Dalam filsafat Plato
ada tiga dasar pemikiran penting yang menjadi ciri khas pemikirannya. Ketiga
dasar pemikiran ini selanjutnya dikritik oleh muridnya Aristoteles. Ketiga
pemikiran tersebut sebagai berikut:
Teori Idea-Idea
Menurut Plato, segala
apa yang ada di alam indrawi ini, baik itu substansi maupun aksiden, hakekatnya
terdapat di alam lain. Manusia yang ada di alam ini ibaratnya seperti
bayangan-bayangan dari hakekat-hakekat yang ada di alam sana. Misalnya seluruh
manusia yang hidup di alam indrawi ini berasal dari satu hakekat dan berasal
dari asal yang sama yaitu berasal dari alam sana. Manusia hakiki dan hakekat
manusia adalah manusia di alam sana. Begitu juga dengan entitas-entitas
lainnya.
Plato menyebut
hakekat-hakekat di alam sana dengan idea. Sebagian filsuf muslim
menerjemahkan idea ini ke dalam filsafat Islam dengan mitsal. Keseluruhan
hakekat-hakekat tersebut di alam sana disebut dengan mutsul (jamak dari
kata mitsal) oleh filsuf muslim. Ibn Sina sebagai pengikut aliran
paripatetik menolak keras teori ini sedangkan Suhrawardi sebagai pengikut
aliran iluminasi sangat fanatik teori idea ini.
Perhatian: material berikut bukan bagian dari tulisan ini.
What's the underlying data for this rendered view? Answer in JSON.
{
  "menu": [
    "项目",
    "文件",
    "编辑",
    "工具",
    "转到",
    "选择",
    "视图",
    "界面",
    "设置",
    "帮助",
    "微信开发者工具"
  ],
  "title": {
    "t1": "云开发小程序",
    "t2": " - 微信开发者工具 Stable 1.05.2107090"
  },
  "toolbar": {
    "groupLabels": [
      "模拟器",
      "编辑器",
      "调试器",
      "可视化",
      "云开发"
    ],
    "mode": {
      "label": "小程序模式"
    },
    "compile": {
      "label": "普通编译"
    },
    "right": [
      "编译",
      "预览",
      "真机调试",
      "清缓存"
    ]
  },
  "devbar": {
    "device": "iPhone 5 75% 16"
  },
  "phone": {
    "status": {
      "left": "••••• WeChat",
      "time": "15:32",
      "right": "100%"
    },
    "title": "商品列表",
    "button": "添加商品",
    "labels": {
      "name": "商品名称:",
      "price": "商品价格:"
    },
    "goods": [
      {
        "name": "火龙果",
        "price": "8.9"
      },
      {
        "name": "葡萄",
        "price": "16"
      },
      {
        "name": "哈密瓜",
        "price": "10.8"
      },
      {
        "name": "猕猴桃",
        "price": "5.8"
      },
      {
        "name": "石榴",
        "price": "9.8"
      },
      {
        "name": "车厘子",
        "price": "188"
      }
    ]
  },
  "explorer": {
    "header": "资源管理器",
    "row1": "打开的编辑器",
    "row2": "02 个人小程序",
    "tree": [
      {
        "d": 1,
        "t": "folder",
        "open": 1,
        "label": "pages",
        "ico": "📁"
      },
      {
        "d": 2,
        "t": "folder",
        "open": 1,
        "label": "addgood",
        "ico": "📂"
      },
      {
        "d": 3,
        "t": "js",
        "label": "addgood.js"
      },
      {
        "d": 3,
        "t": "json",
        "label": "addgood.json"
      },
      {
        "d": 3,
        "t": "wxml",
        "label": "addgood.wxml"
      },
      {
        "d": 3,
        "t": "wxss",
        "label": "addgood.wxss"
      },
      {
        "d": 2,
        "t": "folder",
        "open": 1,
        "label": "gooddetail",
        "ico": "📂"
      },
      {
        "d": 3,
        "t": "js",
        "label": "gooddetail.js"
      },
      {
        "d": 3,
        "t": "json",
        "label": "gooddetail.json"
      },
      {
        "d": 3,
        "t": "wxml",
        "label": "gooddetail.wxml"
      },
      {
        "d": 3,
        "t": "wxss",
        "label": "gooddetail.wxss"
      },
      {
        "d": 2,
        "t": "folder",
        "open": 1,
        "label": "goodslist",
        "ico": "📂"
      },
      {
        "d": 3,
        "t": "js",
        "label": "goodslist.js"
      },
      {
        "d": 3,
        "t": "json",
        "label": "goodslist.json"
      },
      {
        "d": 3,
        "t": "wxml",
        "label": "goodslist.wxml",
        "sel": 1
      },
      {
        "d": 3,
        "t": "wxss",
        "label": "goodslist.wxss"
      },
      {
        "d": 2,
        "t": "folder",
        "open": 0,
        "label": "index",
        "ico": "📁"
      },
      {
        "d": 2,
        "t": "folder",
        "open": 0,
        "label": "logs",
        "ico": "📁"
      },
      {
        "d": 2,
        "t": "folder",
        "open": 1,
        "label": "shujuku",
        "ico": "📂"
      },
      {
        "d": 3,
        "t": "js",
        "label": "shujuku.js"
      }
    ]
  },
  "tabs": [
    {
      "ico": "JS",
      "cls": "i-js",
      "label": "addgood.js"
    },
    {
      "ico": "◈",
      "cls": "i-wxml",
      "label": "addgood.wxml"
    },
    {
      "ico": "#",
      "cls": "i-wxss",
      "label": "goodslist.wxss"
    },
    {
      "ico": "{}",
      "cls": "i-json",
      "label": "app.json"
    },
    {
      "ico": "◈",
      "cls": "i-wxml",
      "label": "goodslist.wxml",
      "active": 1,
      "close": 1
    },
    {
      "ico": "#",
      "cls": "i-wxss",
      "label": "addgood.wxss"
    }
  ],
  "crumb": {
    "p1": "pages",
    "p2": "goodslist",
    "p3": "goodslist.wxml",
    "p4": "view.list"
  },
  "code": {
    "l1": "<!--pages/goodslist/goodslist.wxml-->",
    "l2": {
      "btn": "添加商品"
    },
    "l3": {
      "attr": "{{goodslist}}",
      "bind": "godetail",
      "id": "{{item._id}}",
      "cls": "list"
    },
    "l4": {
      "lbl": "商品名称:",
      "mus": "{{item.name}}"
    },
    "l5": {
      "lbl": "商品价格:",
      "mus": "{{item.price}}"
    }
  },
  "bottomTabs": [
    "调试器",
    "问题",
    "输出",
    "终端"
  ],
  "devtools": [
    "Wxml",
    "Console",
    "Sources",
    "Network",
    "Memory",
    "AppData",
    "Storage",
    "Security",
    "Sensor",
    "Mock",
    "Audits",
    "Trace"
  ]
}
Mirdamad dan Mulla Sadra adalah
dua filsuf yang sangat mendukung teori ini. Namun terminologi yang mereka
gunakan berbeda dengan Plato, bahkan Suhrawardi pun menggunakan terminologi
yang berbeda dengan Plato. Salah satu filsuf lainnya yang sangat mendukung
teori ini adalah Mir Fendereski yang merupakan salah satu filsuf pada priode
dinasti Safawiyah. Berkenaan dengan teori ini Mir Fendereski menulis syair :
Bentuk di alam
bawah ini jika dengan tangga makrifat
Naiklah ke atas,
hakekat dirinya satu saja
Perkataan ini
tak kan dipahami secara lahiriyah
Meskipun anda
al-Farabi atau Ibn Sina
Ruh Manusia
Plato meyakini bahwa
ruh manusia sebelum menyatu dengan badan telah diciptakan dan berada di alam
ide. Kemudian setelah badannya tercipta, ruhnya menyatu dengan badannya. Mulla Sadra
menerima gagasan Plato mengenai keberadaan segala sesuatu sebelum turun ke alam
realitas eksistensi. Namun pendekatan serta terminologi yang digunakan Sadra
berbeda dengan Plato. Karena ada parameter lain yang digunakan dalam hal ini
yaitu terminologi ruh, nafs, dan badan jismani.
Teori Pengingatan
Kembali
Teori ini bisa dianggap
sebagai konsekwensi atau turunan dari kedua teori Plato sebelumnya. Teori ini
oleh Plato disebut dengan ‘pengingatan kembali’. Maksudnya sebelum manusia menyatu
dengan badannya di dunia, ruhnya telah diciptakan dan telah ada di alam ide. Ketika
manusia berada di alam ide, manusia telah menyaksikan segala sesuatu yang ada
di alam sana. Karena di alam ide tak ada tabir antara satu entitas dengan
entitas lainnya. oleh karenanya apa yang diketahui di alam dunia ini adalah
pengingatan kembali atas apa yang diketahui sebelumnya di alam ide. Namun ketika
ruh menyatu dengan badan, badannya menjadi hijab atau tabir sehingga ruhnya tak
lagi terkoneksi dengan cahaya di alam ide. Akibatnya manusia lupa atas apa yang
diketahui sebelumnya. Saking lupanya, ketika manusia mendapatkan pengetahuan
seolah baru pertama kali ia mendapatkan pengetahuan tersebut. Untuk keluar dari
persoalan ini, manusia mesti berusaha menghilangkan tabir atau hijab tersebut
dengan dialektika pemikiran metode rasional atau dalam pandangan Suhrawardi
berusaha meraih cinta kepada kebaikan mutlak melalui tazkiyah dan penyucian
diri.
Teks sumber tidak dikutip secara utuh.